Today, by the way, is the 35th anniversary of the infamous Radical Chic party. Read the book.

So, the New York Times, arbiter of all that is Right and Good in this world, gleefully announces that media- and power-whore Eliot Spitzer has nailed Macy's for racially profiling shoplifting suspects. Here's one line:
The store's official policy is to handcuff detainees if they are determined to
be dangerous, but in a number of cases investigated by Mr. Spitzer at New York
City stores, almost everyone was handcuffed, regardless of age, size or
behavior, according to officials close to the investigation.
Of course, one wonders if they handcuffed regardless of race. That, after all, is the whole point here- and if they did, there's no racism claim. Well, there's also this, earlier in the article:
Mr. Spitzer's investigation found that most of people detained at a sampling of
Macy's stores around the state were black and Latino, a disproportionately high
number when compared with the percentage of blacks and Latinos who shopped at
those stores, according to the complaint.
Of course, one may wonder if the proportion of shoplifters is disproportionately minority. If so, Macy's was just doing its job. But as Peter Brimelow once said, this is a question we may Never Ask.

Thursday, January 06, 2005

Happy Birthday, Mr. Sherlock Holmes!

It's also Twelfth Night, or day, or whatever. Good times all around.

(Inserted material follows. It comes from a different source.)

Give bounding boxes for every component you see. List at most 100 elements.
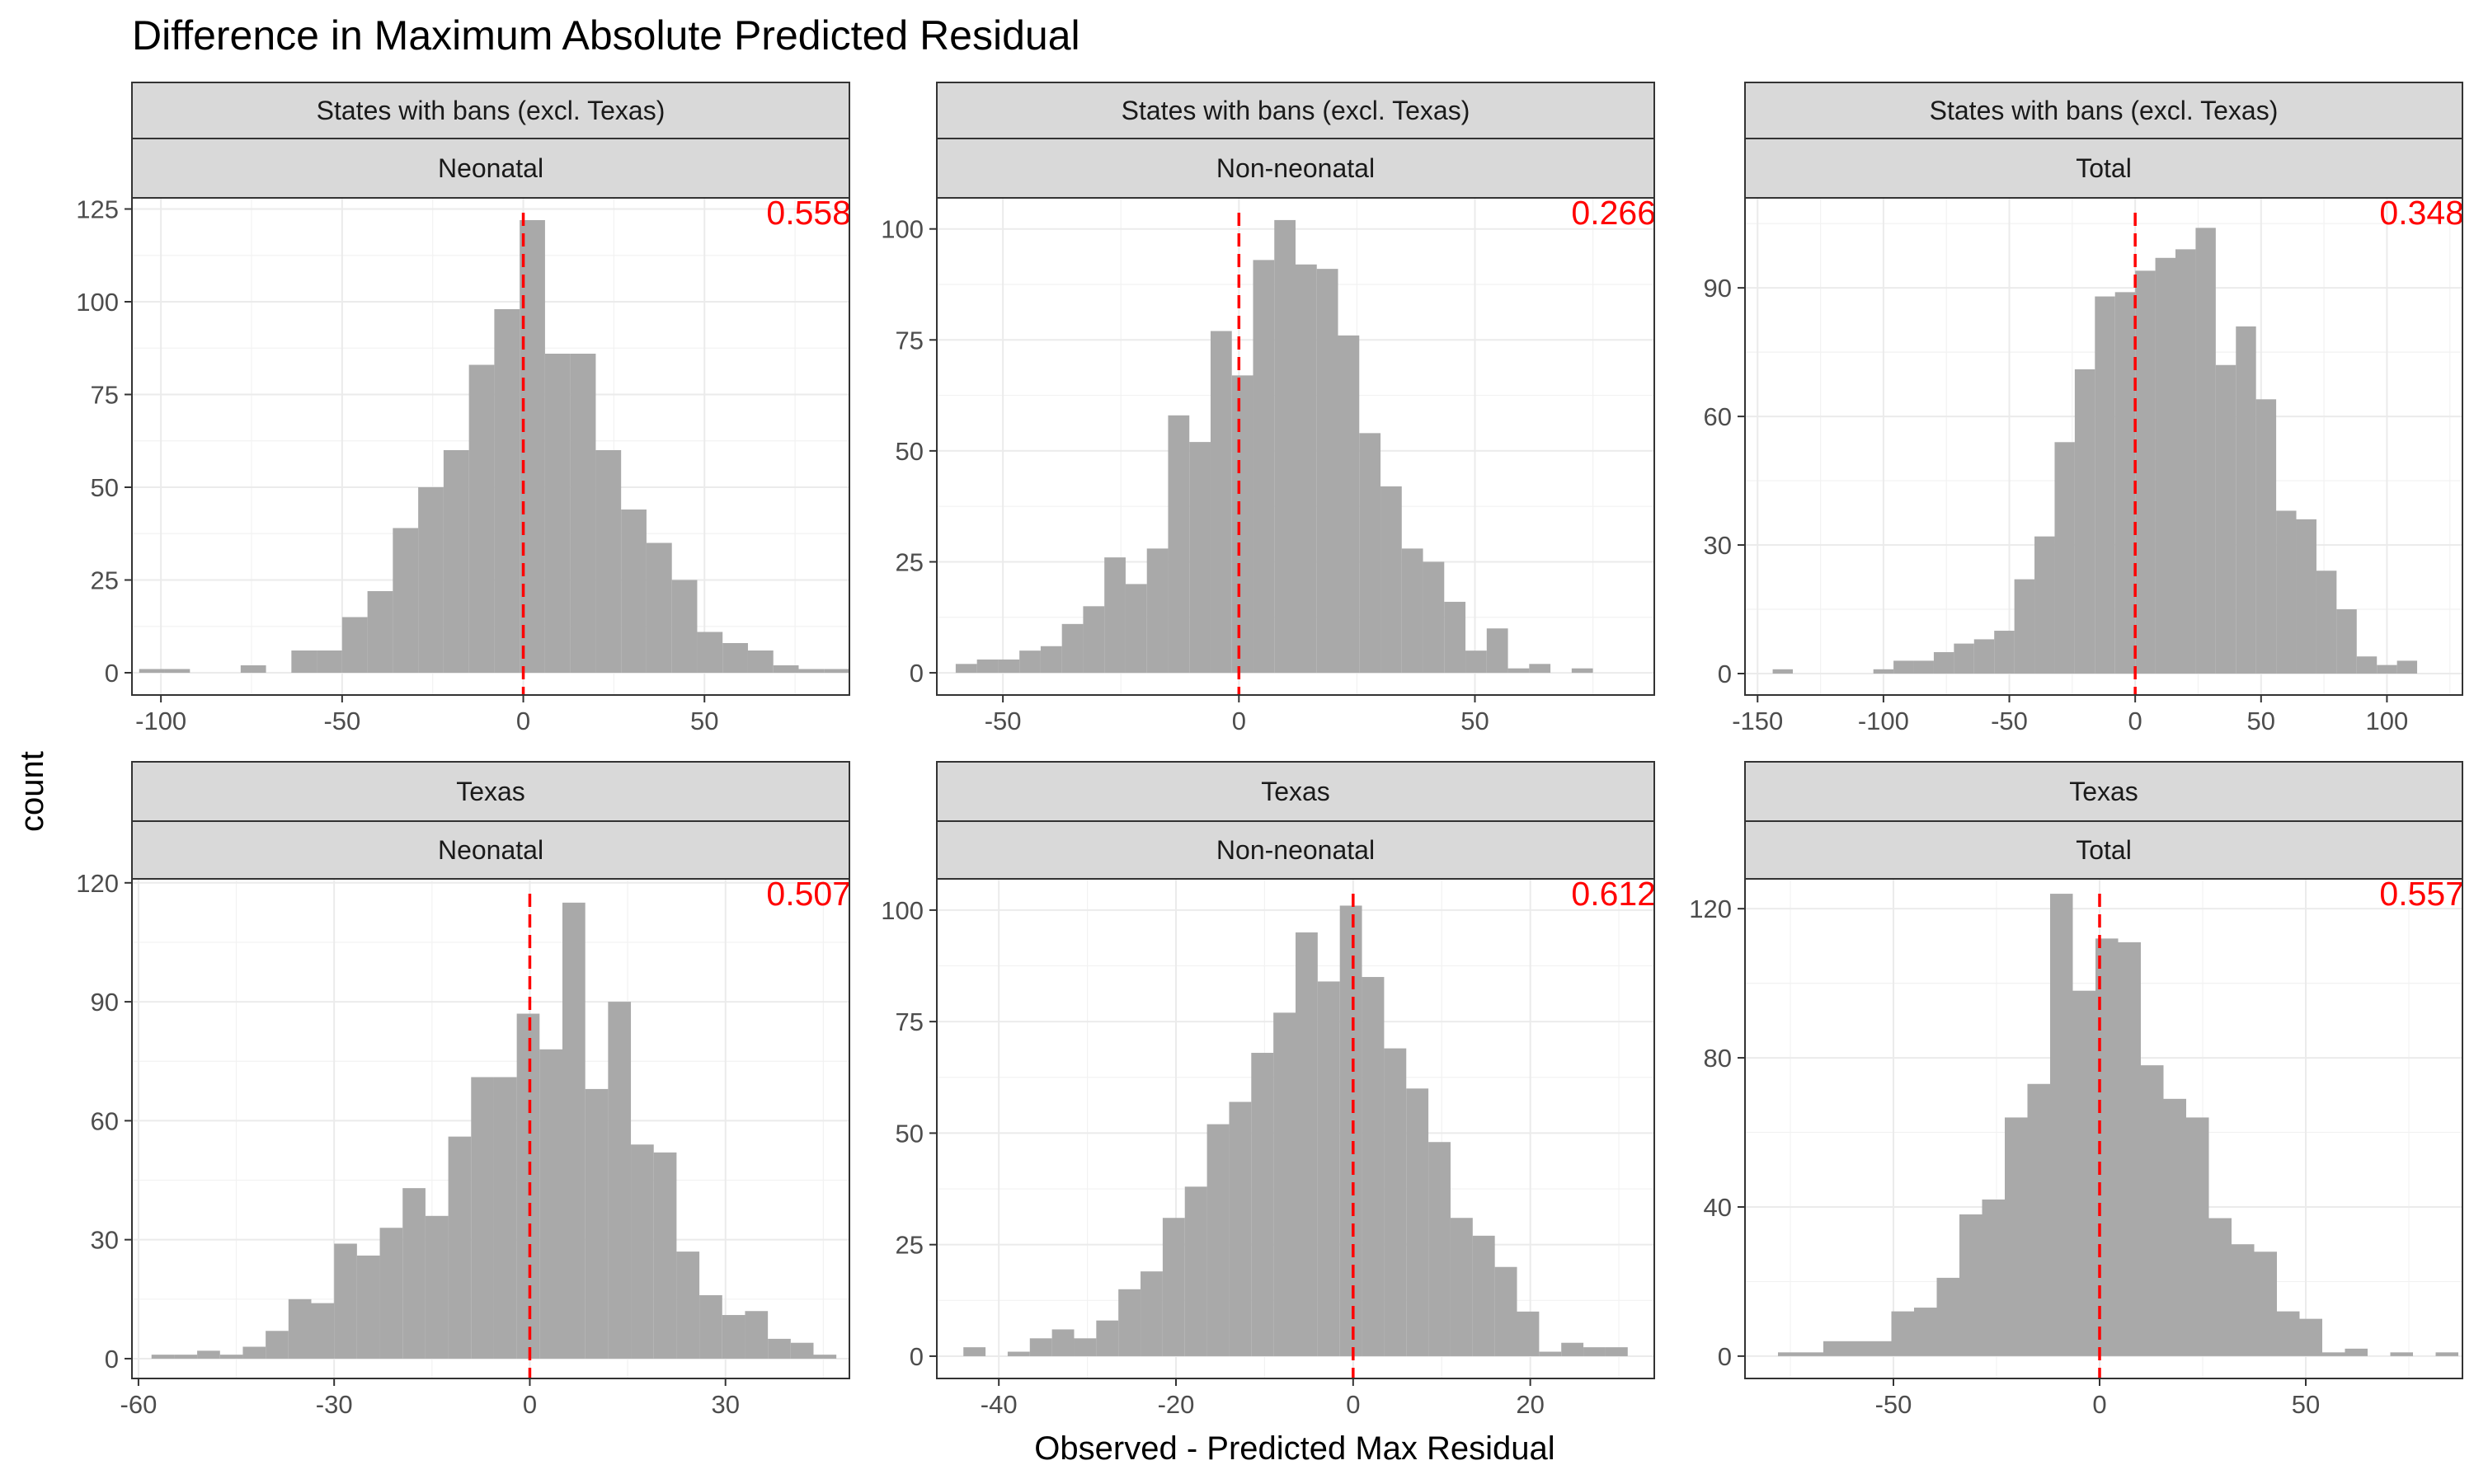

Question: Is Mr. Sharon at all embarrassed at the fact that his plans are proceeding only through outright bribery? Are the charedim of Israel, their parties, or their leaders at all embarrassed that they are the eager recipients of such bribery?

Likely answer: No. No, they're not. (See here to see how ridiculous it can get.)

Wednesday, January 05, 2005

"You know about Henry VIII and Anne of Cleves?" I asked a friend. (Don't ask why.) "As in the Get* of Cleves?" he replied.

I'd never thought of that- two of the most famous divorces in history, both from the same city. Go figure.

*Jewish Divorce. One account of this famous story can be found here, but focuses on another angle and omits the happy twist at the end.

Monday, January 03, 2005

A little while back, I wondered about consecutive multi-term wins. Now, with the New York mayor's race beginning, I'm wondering about a possible effect of term limits: Do you think that once someone is term-limited, the public is more forgiving when they run for reelection, thinking that the candidate doesn't have long in office anyway? Consider that since Eisenhower, the first president affected by term limits, five presidents have won reelection and only two (not counting Ford, who was never elected and could have run twice) have lost. I'll have to crunch the numbers of everyone from before, though.

I also wondered about Religious-Zionist accommodation of chareideim. Looks like some of the backlash (toward the end of the piece) has begun, thankfully.

Meanwhile, Safire and his good buddy Sharon continue to be blithering idiots, with Safire all busy justifying Mazen's support of terror. And there's this beaut: "But disengagement or relocation, euphemisms for withdrawal..." Why not, "Withdrawal, a euphemism for expulsion of Jews..."

Elsewhere on the op-ed page are two good pieces on France: The one by John J. Miller (picture on this blog!) is great, of course, but surprisingly, the other piece, which I suppose was chosen to "balance" it, isn't bad either. Sort of a "Yeah, Frenchmen are jerks, but be nice to us" thing. I would add one point to his reasons Americans don't like France: There may be something of a backlash against the "high culture" France supposedly represents, and which we're all supposed to be in awe of.

Rush has a Kojo Annan song. Hee! Question: Can anyone find a picture of him? It's for my mom.